Though the US military has been operating for some time in the region, AFRICOM made its presence more publically known in February 2013 when, taking advantage of the chaotic situation in Mali, the US asked Niger for permission to build a drone base in-country. Nigerien President Mahamadou Issoufou quickly agreed. Just a few weeks later construction and initial surveillance flights had begun. Niger is just one base in a multi-site network AFRICOM is establishing across the continent.
The conflict in Mali has raised questions of the capacity of regional bodies such as Economic Community of West African States and the African Union to handle security issues. Michael Sheenan, a senior Pentagon official called ECOWAS “completely incapable” of managing troops in Mali. This scathing comment came just days before the Chadian military, one of the largest forces in Mali, announced it was withdrawing troops after losing 30 soldiers in what the Chadian president called “shadowy, guerrilla-style war.”
Sustained regional insecurities and questions of local military competence leave room for the US to quietly continue strengthening its foothold in West Africa.
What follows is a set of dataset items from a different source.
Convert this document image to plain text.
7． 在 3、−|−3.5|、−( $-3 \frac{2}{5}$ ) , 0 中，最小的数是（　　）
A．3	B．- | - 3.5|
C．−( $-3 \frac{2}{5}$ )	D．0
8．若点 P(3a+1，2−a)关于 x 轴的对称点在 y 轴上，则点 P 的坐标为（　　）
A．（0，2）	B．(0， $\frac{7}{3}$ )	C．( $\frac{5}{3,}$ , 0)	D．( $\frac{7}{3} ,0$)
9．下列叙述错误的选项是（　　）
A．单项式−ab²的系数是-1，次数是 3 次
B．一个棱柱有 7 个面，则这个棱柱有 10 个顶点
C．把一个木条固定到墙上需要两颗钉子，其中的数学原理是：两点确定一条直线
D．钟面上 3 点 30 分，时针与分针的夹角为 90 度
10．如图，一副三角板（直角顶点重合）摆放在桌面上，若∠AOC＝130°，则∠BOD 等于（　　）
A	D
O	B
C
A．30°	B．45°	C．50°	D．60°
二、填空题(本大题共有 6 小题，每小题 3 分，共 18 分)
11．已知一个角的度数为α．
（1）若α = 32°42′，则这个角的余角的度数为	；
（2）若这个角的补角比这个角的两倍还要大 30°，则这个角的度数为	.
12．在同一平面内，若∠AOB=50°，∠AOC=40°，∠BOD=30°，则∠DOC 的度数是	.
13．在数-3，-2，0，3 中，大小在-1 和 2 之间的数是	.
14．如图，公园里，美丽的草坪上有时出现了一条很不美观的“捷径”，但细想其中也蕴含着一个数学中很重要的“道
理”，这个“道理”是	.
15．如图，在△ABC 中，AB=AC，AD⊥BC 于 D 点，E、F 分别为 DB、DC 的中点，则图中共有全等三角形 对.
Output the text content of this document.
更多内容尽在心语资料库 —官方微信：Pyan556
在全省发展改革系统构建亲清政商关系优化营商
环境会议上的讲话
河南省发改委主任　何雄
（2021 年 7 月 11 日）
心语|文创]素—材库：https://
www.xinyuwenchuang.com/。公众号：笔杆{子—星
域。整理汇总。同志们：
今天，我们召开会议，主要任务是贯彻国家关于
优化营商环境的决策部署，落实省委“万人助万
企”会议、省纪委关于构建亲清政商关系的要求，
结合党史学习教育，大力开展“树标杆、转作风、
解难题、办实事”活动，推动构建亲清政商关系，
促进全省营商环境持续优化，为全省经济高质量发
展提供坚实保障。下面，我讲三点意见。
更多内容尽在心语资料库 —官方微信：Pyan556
Despite the US military’s unpopularity throughout the continent (not a single nation offered to host AFRICOM headquarters, which are currently based in Germany), AFRICOM has pledged to carry on its work, holding joint-military trainings, assisting in military operations, and on the side—so it claims—fighting malaria.
But AFRICOM does not belong in West Africa. Its permanent presence is an insult, and a continued neo-colonial assault on sovereign countries whose lands and resources are being destroyed and sold to foreign companies while their economies and people are being underdeveloped for the benefit of the West.
AFRICOM’s Malaria Day motives are clear. The partnership between AFRICOM and USAID is a sham: the US ought not hide militarism under the guise of humanitarianism.